Hansel and Gretel is the story of two children who are abandoned in the woods by their parents, their plan to find their way home foiled by the forest's creatures. Thus, they encounter a candy house and a witch who tries to eat them. That doesn't work out so well for the witch, who is shoved into the oven by the children before they go off to live happily ever after. Yah, this isn't THAT Hansel and Gretel. I'm talking about a Korean movie made in 2007 that goes by Hansel and Gretel in English. Pretty costumes ensue. Click the Read More! link to see them.

This Hansel and Gretel is about a young man who finds himself stranded in the woods after he spins off the road to avoid hitting something. He meets a girl who leads him back to her house. Her house, family, and she are all just a tad weird. To top it off, there seems no way our hero's going to make it out of the woods...

The story of Hansel and Gretal while not identical to this film plays an important role, and many of the elements of the story do make an appearance.
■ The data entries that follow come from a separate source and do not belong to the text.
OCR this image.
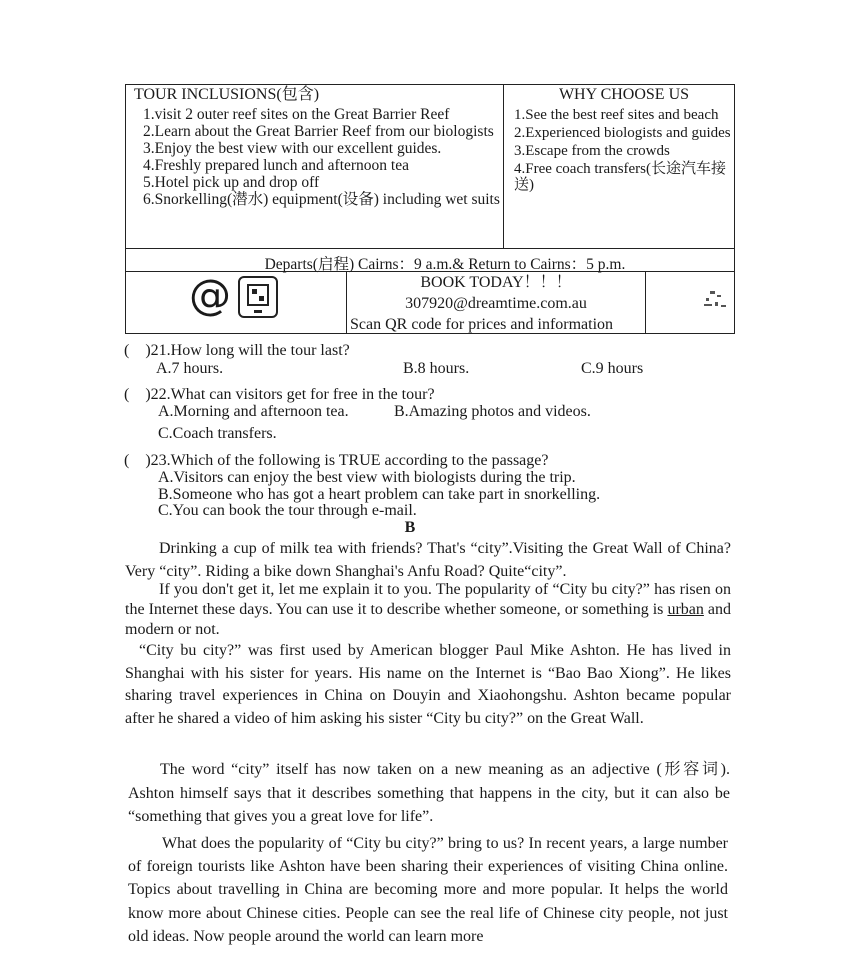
TOUR INCLUSIONS(包含)
1.visit 2 outer reef sites on the Great Barrier Reef
2.Learn about the Great Barrier Reef from our biologists
3.Enjoy the best view with our excellent guides.
4.Freshly prepared lunch and afternoon tea
5.Hotel pick up and drop off
6.Snorkelling(潜水) equipment(设备) including wet suits
WHY CHOOSE US
1.See the best reef sites and beach
2.Experienced biologists and guides
3.Escape from the crowds
4.Free coach transfers(长途汽车接送)
Departs(启程) Cairns：9 a.m.& Return to Cairns：5 p.m.
@	BOOK TODAY！！！
307920@dreamtime.com.au
Scan QR code for prices and information
(　)21.How long will the tour last?
A.7 hours.	B.8 hours.	C.9 hours
(　)22.What can visitors get for free in the tour?
A.Morning and afternoon tea.	B.Amazing photos and videos.
C.Coach transfers.
(　)23.Which of the following is TRUE according to the passage?
A.Visitors can enjoy the best view with biologists during the trip.
B.Someone who has got a heart problem can take part in snorkelling.
C.You can book the tour through e-mail.
B
Drinking a cup of milk tea with friends? That's “city”.Visiting the Great Wall of China? Very “city”. Riding a bike down Shanghai's Anfu Road? Quite“city”.
If you don't get it, let me explain it to you. The popularity of “City bu city?” has risen on the Internet these days. You can use it to describe whether someone, or something is urban and modern or not.
“City bu city?” was first used by American blogger Paul Mike Ashton. He has lived in Shanghai with his sister for years. His name on the Internet is “Bao Bao Xiong”. He likes sharing travel experiences in China on Douyin and Xiaohongshu. Ashton became popular after he shared a video of him asking his sister “City bu city?” on the Great Wall.
The word “city” itself has now taken on a new meaning as an adjective (形容词). Ashton himself says that it describes something that happens in the city, but it can also be “something that gives you a great love for life”.
What does the popularity of “City bu city?” bring to us? In recent years, a large number of foreign tourists like Ashton have been sharing their experiences of visiting China online. Topics about travelling in China are becoming more and more popular. It helps the world know more about Chinese cities. People can see the real life of Chinese city people, not just old ideas. Now people around the world can learn more
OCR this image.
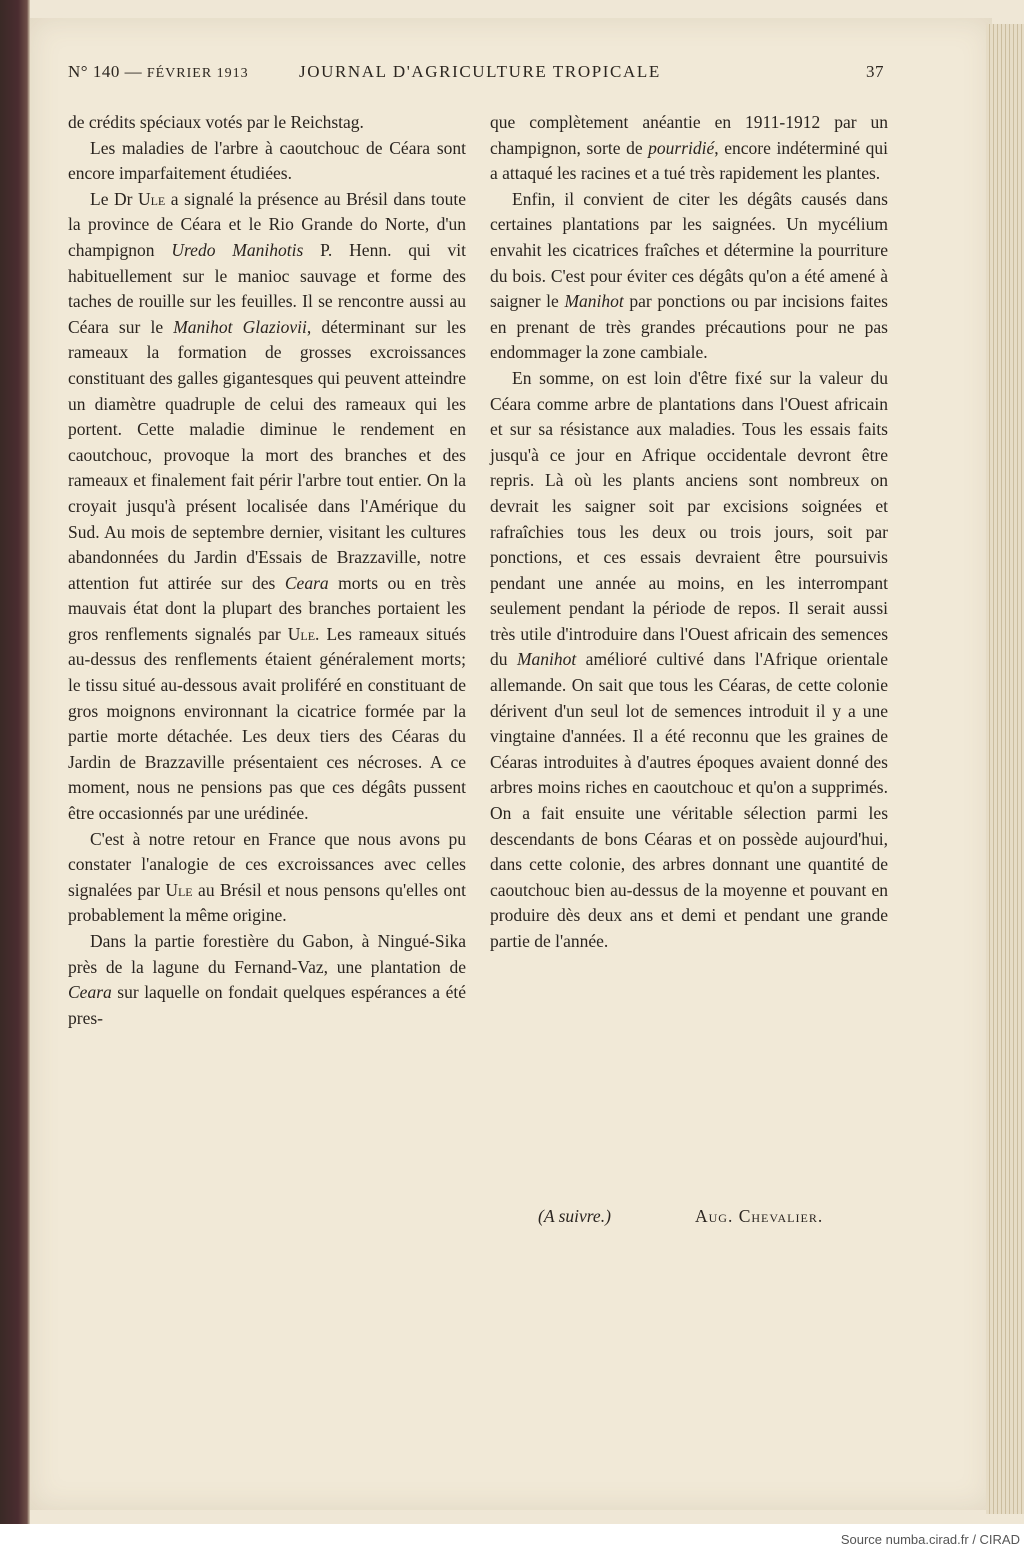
N° 140 — FÉVRIER 1913	JOURNAL D'AGRICULTURE TROPICALE	37

de crédits spéciaux votés par le Reichstag.

Les maladies de l'arbre à caoutchouc de Céara sont encore imparfaitement étudiées.

Le Dr Ule a signalé la présence au Brésil dans toute la province de Céara et le Rio Grande do Norte, d'un champignon Uredo Manihotis P. Henn. qui vit habituellement sur le manioc sauvage et forme des taches de rouille sur les feuilles. Il se rencontre aussi au Céara sur le Manihot Glaziovii, déterminant sur les rameaux la formation de grosses excroissances constituant des galles gigantesques qui peuvent atteindre un diamètre quadruple de celui des rameaux qui les portent. Cette maladie diminue le rendement en caoutchouc, provoque la mort des branches et des rameaux et finalement fait périr l'arbre tout entier. On la croyait jusqu'à présent localisée dans l'Amérique du Sud. Au mois de septembre dernier, visitant les cultures abandonnées du Jardin d'Essais de Brazzaville, notre attention fut attirée sur des Ceara morts ou en très mauvais état dont la plupart des branches portaient les gros renflements signalés par Ule. Les rameaux situés au-dessus des renflements étaient généralement morts; le tissu situé au-dessous avait proliféré en constituant de gros moignons environnant la cicatrice formée par la partie morte détachée. Les deux tiers des Céaras du Jardin de Brazzaville présentaient ces nécroses. A ce moment, nous ne pensions pas que ces dégâts pussent être occasionnés par une urédinée.

C'est à notre retour en France que nous avons pu constater l'analogie de ces excroissances avec celles signalées par Ule au Brésil et nous pensons qu'elles ont probablement la même origine.

Dans la partie forestière du Gabon, à Ningué-Sika près de la lagune du Fernand-Vaz, une plantation de Ceara sur laquelle on fondait quelques espérances a été pres-

que complètement anéantie en 1911-1912 par un champignon, sorte de pourridié, encore indéterminé qui a attaqué les racines et a tué très rapidement les plantes.

Enfin, il convient de citer les dégâts causés dans certaines plantations par les saignées. Un mycélium envahit les cicatrices fraîches et détermine la pourriture du bois. C'est pour éviter ces dégâts qu'on a été amené à saigner le Manihot par ponctions ou par incisions faites en prenant de très grandes précautions pour ne pas endommager la zone cambiale.

En somme, on est loin d'être fixé sur la valeur du Céara comme arbre de plantations dans l'Ouest africain et sur sa résistance aux maladies. Tous les essais faits jusqu'à ce jour en Afrique occidentale devront être repris. Là où les plants anciens sont nombreux on devrait les saigner soit par excisions soignées et rafraîchies tous les deux ou trois jours, soit par ponctions, et ces essais devraient être poursuivis pendant une année au moins, en les interrompant seulement pendant la période de repos. Il serait aussi très utile d'introduire dans l'Ouest africain des semences du Manihot amélioré cultivé dans l'Afrique orientale allemande. On sait que tous les Céaras, de cette colonie dérivent d'un seul lot de semences introduit il y a une vingtaine d'années. Il a été reconnu que les graines de Céaras introduites à d'autres époques avaient donné des arbres moins riches en caoutchouc et qu'on a supprimés. On a fait ensuite une véritable sélection parmi les descendants de bons Céaras et on possède aujourd'hui, dans cette colonie, des arbres donnant une quantité de caoutchouc bien au-dessus de la moyenne et pouvant en produire dès deux ans et demi et pendant une grande partie de l'année.

(A suivre.)	Aug. Chevalier.
Source numba.cirad.fr / CIRAD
The costumes in the movie are this sort of preppie fairy tale. A very preppie look with a hint of magic to them. The kids of Narnia would look at home in these outfits, when they're in the real world anywho.

The girls wear some sweat Victorian by way of 60s-70s reminiscent frocks, perfect inspiration for the upcoming season.

The boy's clothes are more distinctly preppie.

I really love the silhouette of big slippers worn with a straight skirt. I also just like the bunny slippers.

There are a lot of bunnies in the house. After watching the movie, you may find yourself needing bunnies like I do. That Beatrix Potter type.

The film inspired the child within me to create today's outfit.


Sorry, it's too hot for 70s victorian. We went for something a little cartoony and childlike instead. It is cool enough for socks though now, yay!